I don't see how you could do it without traversing the entire list unless you know the length.

I'm guessing the answer wants one pointer to be traversing one element at a time, while the second pointer moves 2 elements at a time.
This way when the second pointer reaches the end, the first pointer will be at the middle.

In C, using pointers, for completeness. Note that this is based on the "Tortoise and Hare" algorithm used for checking if a linked list contains a cycle.

Our node is defined as the following:

typedef struct node {
    int          val;
    struct node *next;
} node_t;

Then our algorithm is thus:

node_t *
list_middle (node_t *root)
{
    node_t *tort = root;
    node_t *hare = root;

    while (hare != NULL && hare->next != NULL) {
        tort = tort->next;
        hare = hare->next->next;
    }

    return (tort);
}

For a list with an even number of nodes this returns the node proceding the actual centre (e.g. in a list of 10 nodes, this will return node 6).

LinkedList.Node current = head;
  int length = 0;
  LinkedList.Node middle = head;

  while(current.next() != null){
      length++;
      if(length%2 ==0){
          middle = middle.next();
      }
      current = current.next();
  }

  if(length%2 == 1){
      middle = middle.next();
  }

  System.out.println("length of LinkedList: " + length);
  System.out.println("middle element of LinkedList : " + middle);

Using C# to find a middle element of the linked list

    static void Main(string[] args)
    {
        LinkedList<int> linked = new LinkedList<int>();
        linked.AddLast(1);
        linked.AddLast(3);
        linked.AddLast(5);
        linked.AddLast(6);
        linked.AddFirst(12);

        Console.WriteLine("Middle Element - "+ListMiddle<int>(linked));
        Console.ReadLine(); }   

public static T ListMiddle<T>(IEnumerable<T> input)
    {
        if (input == null)
            return default(T);

        var slow = input.GetEnumerator();
        var fast = input.GetEnumerator();

        while (slow.MoveNext())
        {
            if (fast.MoveNext())
            {
                if (!fast.MoveNext())
                    return slow.Current;
            }
            else
            {
                return slow.Current;
            }
        }
        return slow.Current;
    }

The below code will help you get the middle element.
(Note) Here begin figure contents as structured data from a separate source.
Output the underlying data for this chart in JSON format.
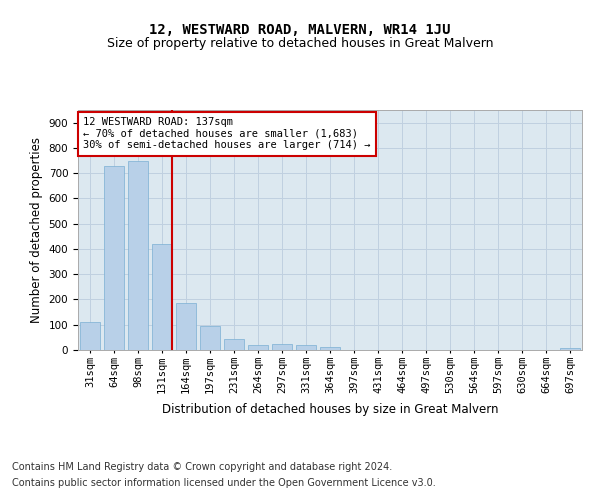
{
  "title": "12, WESTWARD ROAD, MALVERN, WR14 1JU",
  "subtitle": "Size of property relative to detached houses in Great Malvern",
  "xlabel": "Distribution of detached houses by size in Great Malvern",
  "ylabel": "Number of detached properties",
  "categories": [
    "31sqm",
    "64sqm",
    "98sqm",
    "131sqm",
    "164sqm",
    "197sqm",
    "231sqm",
    "264sqm",
    "297sqm",
    "331sqm",
    "364sqm",
    "397sqm",
    "431sqm",
    "464sqm",
    "497sqm",
    "530sqm",
    "564sqm",
    "597sqm",
    "630sqm",
    "664sqm",
    "697sqm"
  ],
  "values": [
    110,
    730,
    750,
    420,
    185,
    95,
    42,
    20,
    22,
    20,
    13,
    0,
    0,
    0,
    0,
    0,
    0,
    0,
    0,
    0,
    7
  ],
  "bar_color": "#b8d0e8",
  "bar_edge_color": "#7aafd4",
  "marker_line_color": "#cc0000",
  "annotation_line1": "12 WESTWARD ROAD: 137sqm",
  "annotation_line2": "← 70% of detached houses are smaller (1,683)",
  "annotation_line3": "30% of semi-detached houses are larger (714) →",
  "annotation_box_color": "white",
  "annotation_box_edge_color": "#cc0000",
  "footer_line1": "Contains HM Land Registry data © Crown copyright and database right 2024.",
  "footer_line2": "Contains public sector information licensed under the Open Government Licence v3.0.",
  "ylim": [
    0,
    950
  ],
  "yticks": [
    0,
    100,
    200,
    300,
    400,
    500,
    600,
    700,
    800,
    900
  ],
  "grid_color": "#c0d0e0",
  "plot_bg_color": "#dce8f0",
  "title_fontsize": 10,
  "subtitle_fontsize": 9,
  "axis_label_fontsize": 8.5,
  "tick_fontsize": 7.5,
  "annotation_fontsize": 7.5,
  "footer_fontsize": 7
}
You need to use two pointers "fast" and "slow". At every step the fast pointer will increment by two and slower will increment by one. When the list will end the slow pointer will be at the middle.

Let us consider the Node looks like this

class Node
{
  int data;
  Node next;
}

And LinkedList has a getter method to provide the head of the linked list

public Node getHead()
{
  return this.head;
}

The below method will get the middle element of the list (Without knowing the size of the list)

public int getMiddleElement(LinkedList l)
{
    return getMiddleElement(l.getHead());
}

private int getMiddleElement(Node n)
{
    Node slow = n;
    Node fast = n;

    while(fast!=null && fast.next!=null)
    {
        fast = fast.next.next;
        slow = slow.next;
    }

    return slow.data;
}

Example:
If the list is 1-2-3-4-5 the middle element is 3
If the list is 1-2-3-4 the middle element is 3

Using a size variable you can maintain the size of the Linked list.

public class LinkedList {
private Node headnode;
private int size;


public void add(int i){
    Node node = new Node(i);
    node.nextNode = headnode;

    headnode = node;
    size++;
}

public void findMiddleNode(LinkedList linkedList, int middle) {
    Node headnode = linkedList.getHeadnode();
    int count = -1;
    while (headnode!=null){
        count++;

        if(count == middle){
            System.out.println(headnode.data);
        }else {
            headnode = headnode.nextNode;
        }

    }
}


private class Node {
    private Node nextNode;
    private int data;

    public Node(int data) {
        this.data = data;
        this.nextNode = null;
    }
}

public Node getHeadnode() {
    return headnode;
}

public int getSize() {
    return size;
}
}

Then from a client method find the middle of the size of the list:

public class MainLinkedList {
public static void main(String[] args) {
    LinkedList linkedList = new LinkedList();
    linkedList.add(5);
    linkedList.add(3);
    linkedList.add(9);
    linkedList.add(4);
    linkedList.add(7);
    linkedList.add(99);
    linkedList.add(34);
    linkedList.add(798);
    linkedList.add(45);
    linkedList.add(99);
    linkedList.add(46);
    linkedList.add(22);
    linkedList.add(22);


    System.out.println(linkedList.getSize());

    int middle = linkedList.getSize()/2;

    linkedList.findMiddleNode(linkedList, middle);

}
}

I dont know if this is better than the two node way, but here also you dont have to traverse through the entire loop.